There’s still the question of who is going to throw the ball to these new Patriots targets. Right now, Cam Newton is slotted again as the starting QB—hoping to redeem himself after an underwhelming 2020. But don’t be surprised if New England decides to make a move in the NFL draft to snag a quarterback prospect like Ohio State’s Justin Fields or North Dakota State’s Trey Lance, both of whom the team would likely have to trade up to acquire. 

On defense, Belichick set a course on improving New England’s front seven, primarily focusing on run defense and pass rushing. New England ranked a low 26th in run defense and an even worse 27th in sacks, according to ESPN. 

How does Belichick look to elevate performance in those areas? Enter the likes of linebacker Matthew Judon (four years, $54.5 million), defensive lineman Davon Godchaux (two years, $16 million), and former Patriot linebacker Kyle Van Noy (two years, $13.2 million).

Godchaux may have only played five games during the 2020 season, but the fourth-year player from Louisiana State University should provide assistance in the middle of the defensive line. The 2021 New England run defense remains to be seen, but Godchaux could certainly help stuff the running lanes against opposing running backs.

While Godchaux brings support to the defensive line, Judon and Van Noy can support the Patriots linebackers and pass-rushing attack. Judon recorded six sacks and 60 tackles in 2020 for the Baltimore Ravens and has averaged almost seven sacks per season in his career, per Pro Football Reference

Van Noy registered 69 tackles and six sacks last season, according to Pro Football Reference—a stat line Patriots fans aren’t surprised to see, given Van Noy’s previous four-year stint in New England. Adding Judon, Van Noy, and the return of star linebacker Dont’a Hightower after he opted out of last season is huge for the front seven. They’ll replenish the weak 2020 linebacking group for the Patriots and hopefully turn it back into a strength.

Patriots fans knew Belichick was going to make changes after the 2020 NFL season was over. After all, the team finished below .500 and missed the playoffs for the first time in 12 years, but the way Belichick has aggressively addressed New England’s needs hasn’t been seen in a long time. 

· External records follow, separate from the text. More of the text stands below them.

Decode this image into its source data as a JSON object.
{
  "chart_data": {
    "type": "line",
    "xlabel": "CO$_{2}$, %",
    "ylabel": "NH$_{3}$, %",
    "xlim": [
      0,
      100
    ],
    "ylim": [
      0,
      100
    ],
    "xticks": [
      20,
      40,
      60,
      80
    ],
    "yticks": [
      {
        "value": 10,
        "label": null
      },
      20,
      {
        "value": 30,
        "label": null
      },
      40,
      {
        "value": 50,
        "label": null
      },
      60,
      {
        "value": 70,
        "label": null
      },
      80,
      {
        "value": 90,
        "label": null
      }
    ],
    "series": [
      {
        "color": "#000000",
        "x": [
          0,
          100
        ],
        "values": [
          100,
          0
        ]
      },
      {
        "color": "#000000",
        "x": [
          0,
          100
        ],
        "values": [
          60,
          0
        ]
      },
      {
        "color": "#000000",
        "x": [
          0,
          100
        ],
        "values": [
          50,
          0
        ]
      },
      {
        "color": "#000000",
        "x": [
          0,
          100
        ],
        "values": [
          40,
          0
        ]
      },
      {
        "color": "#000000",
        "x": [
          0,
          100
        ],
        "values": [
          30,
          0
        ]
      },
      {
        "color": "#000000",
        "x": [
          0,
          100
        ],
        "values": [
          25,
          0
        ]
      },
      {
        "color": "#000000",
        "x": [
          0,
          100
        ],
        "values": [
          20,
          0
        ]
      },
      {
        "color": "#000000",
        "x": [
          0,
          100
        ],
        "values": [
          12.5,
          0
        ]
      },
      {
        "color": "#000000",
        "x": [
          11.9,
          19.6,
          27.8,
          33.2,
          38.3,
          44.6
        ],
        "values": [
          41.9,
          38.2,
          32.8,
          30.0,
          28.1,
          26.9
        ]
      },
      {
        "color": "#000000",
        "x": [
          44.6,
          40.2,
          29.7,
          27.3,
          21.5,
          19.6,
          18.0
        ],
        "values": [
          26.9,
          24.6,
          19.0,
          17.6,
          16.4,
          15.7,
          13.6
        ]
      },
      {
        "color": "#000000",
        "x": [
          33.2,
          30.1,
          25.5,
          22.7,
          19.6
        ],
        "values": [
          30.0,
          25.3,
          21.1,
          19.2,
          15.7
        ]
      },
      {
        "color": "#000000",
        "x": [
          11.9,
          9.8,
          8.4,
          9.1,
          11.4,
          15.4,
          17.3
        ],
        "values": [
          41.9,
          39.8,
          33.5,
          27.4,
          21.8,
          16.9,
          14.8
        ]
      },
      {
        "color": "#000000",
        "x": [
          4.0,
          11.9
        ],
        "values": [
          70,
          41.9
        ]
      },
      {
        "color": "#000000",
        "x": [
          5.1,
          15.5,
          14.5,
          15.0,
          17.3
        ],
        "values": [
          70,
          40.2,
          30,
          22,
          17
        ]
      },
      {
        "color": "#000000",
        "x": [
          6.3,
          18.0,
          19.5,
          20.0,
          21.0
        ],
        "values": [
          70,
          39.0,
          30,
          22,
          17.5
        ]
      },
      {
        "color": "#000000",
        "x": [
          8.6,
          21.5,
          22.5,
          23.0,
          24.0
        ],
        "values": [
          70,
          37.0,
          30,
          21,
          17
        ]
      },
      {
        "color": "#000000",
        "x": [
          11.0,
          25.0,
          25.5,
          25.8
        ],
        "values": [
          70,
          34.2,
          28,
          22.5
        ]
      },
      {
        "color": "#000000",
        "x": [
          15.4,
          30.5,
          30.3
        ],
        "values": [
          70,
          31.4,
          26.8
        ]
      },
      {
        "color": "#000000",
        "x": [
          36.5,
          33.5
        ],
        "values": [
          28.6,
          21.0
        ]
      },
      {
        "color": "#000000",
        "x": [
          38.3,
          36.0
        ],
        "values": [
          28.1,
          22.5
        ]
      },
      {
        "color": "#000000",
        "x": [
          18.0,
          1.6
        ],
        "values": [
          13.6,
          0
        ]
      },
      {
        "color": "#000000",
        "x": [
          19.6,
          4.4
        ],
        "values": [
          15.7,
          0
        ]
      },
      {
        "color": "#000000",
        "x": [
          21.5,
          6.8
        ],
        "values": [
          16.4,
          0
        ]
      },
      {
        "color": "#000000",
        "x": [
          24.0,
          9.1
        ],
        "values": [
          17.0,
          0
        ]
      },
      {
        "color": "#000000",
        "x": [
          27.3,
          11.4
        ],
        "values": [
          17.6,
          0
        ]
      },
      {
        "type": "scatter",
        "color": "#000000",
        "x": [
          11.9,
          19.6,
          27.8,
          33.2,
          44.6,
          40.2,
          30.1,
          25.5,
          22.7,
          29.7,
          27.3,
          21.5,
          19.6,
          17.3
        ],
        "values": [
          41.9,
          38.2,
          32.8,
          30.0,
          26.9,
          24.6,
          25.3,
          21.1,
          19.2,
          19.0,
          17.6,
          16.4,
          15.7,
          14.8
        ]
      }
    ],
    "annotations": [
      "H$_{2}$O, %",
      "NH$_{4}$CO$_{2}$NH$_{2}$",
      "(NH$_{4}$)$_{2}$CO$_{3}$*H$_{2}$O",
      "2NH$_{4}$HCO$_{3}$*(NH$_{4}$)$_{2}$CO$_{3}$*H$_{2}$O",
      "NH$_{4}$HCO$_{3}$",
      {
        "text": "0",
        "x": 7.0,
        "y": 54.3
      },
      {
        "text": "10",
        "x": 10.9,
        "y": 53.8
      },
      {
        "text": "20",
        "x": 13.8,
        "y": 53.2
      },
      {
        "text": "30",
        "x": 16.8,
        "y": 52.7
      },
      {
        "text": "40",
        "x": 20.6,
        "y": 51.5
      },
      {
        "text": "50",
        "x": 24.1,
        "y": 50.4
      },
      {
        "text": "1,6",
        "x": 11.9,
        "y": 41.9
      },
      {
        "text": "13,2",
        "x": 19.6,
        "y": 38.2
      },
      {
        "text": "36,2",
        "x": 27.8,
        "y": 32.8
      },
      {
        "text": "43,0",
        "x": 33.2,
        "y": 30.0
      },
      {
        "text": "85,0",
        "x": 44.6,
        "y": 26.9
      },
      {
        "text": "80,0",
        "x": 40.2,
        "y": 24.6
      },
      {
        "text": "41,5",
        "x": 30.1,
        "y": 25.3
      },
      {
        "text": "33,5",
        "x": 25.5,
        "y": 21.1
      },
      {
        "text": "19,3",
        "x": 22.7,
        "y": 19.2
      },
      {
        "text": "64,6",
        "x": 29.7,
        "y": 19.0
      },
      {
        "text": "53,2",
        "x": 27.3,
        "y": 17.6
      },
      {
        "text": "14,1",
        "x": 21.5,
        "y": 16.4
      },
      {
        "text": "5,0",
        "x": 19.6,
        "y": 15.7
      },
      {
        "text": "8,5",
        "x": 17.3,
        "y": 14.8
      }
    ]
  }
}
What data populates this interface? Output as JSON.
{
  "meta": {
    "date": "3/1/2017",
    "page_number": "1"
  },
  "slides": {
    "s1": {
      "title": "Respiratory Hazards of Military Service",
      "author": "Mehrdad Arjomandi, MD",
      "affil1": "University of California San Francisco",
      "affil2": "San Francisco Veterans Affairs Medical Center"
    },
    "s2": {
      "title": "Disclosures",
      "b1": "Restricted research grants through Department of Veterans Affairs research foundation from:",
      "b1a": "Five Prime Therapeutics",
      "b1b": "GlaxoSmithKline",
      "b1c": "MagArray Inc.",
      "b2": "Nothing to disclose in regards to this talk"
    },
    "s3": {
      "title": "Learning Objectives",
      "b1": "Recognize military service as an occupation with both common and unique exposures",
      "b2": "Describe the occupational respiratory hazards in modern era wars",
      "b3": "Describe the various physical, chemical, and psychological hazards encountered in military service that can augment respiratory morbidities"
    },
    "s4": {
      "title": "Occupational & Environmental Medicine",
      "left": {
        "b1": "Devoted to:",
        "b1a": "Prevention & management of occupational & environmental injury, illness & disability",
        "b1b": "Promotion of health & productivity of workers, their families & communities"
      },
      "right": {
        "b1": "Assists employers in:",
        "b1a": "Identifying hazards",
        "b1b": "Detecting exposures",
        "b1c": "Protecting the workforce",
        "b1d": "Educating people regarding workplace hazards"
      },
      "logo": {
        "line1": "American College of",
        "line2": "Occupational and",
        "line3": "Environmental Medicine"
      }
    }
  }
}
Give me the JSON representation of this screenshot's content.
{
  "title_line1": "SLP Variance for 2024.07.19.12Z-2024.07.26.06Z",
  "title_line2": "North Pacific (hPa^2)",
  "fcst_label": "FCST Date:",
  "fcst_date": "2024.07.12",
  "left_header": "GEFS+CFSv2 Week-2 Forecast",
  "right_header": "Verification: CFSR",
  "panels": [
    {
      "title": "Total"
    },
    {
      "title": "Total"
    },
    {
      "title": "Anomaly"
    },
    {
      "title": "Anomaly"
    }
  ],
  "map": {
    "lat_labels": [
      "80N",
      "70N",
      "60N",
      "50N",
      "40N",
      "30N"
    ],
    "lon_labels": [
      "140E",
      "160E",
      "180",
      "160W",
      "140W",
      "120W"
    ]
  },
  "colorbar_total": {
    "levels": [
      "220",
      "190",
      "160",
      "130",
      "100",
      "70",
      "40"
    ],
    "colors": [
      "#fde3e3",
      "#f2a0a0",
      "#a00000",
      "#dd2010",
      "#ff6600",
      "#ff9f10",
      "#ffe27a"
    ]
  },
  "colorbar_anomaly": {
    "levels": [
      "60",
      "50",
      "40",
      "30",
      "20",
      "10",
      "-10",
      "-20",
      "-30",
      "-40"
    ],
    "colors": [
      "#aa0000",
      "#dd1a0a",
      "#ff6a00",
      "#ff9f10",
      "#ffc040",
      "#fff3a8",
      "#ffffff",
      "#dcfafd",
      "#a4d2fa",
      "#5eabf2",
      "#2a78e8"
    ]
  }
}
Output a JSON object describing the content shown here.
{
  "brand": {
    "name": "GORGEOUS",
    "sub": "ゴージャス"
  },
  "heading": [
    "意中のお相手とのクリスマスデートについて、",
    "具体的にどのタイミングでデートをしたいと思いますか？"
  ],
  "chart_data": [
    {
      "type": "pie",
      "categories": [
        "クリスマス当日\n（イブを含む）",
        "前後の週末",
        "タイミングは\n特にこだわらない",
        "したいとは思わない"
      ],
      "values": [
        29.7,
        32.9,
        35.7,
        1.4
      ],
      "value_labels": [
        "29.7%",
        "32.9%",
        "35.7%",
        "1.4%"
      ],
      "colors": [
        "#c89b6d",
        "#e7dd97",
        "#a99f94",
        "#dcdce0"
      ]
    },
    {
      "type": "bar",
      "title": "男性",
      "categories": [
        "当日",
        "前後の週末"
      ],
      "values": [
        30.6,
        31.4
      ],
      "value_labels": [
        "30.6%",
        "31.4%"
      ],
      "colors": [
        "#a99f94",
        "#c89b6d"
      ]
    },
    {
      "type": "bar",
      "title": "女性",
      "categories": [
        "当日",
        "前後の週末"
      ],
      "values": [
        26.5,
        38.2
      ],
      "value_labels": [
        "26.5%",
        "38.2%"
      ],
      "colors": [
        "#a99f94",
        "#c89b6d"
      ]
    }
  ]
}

Sure, Belichick isn’t new to throwing a big contract at a player; just look at the time he signed star cornerback Stephon Gilmore to a five-year $65 million deal in 2017. But spending over $200 million on multiple players during the opening hours of free agency? That’s incredibly rare for such a Scrooge McDuck-like person in Belichick.

The only other New England offseason that could match the absurdity of this one is 2007, when Belichick revamped the offense, acquiring players like receivers Randy Moss, Wes Welker, and Donté Stallworth. I’m confident Patriots fans remember just how good the 2007 squad was—until a miraculous catch involving a helmet happened. 

Am I saying the 2021 Patriots are going to go 16-0 like the 2007 Patriots? Not a chance. However, Belichick and New England always strive to win, and they definitely will now as they come off such a disappointing 2020 season. Making the moves the front office has so far, it would not surprise me one bit if the Patriots are right back in the discussion of being one of the AFC’s top teams in 2021.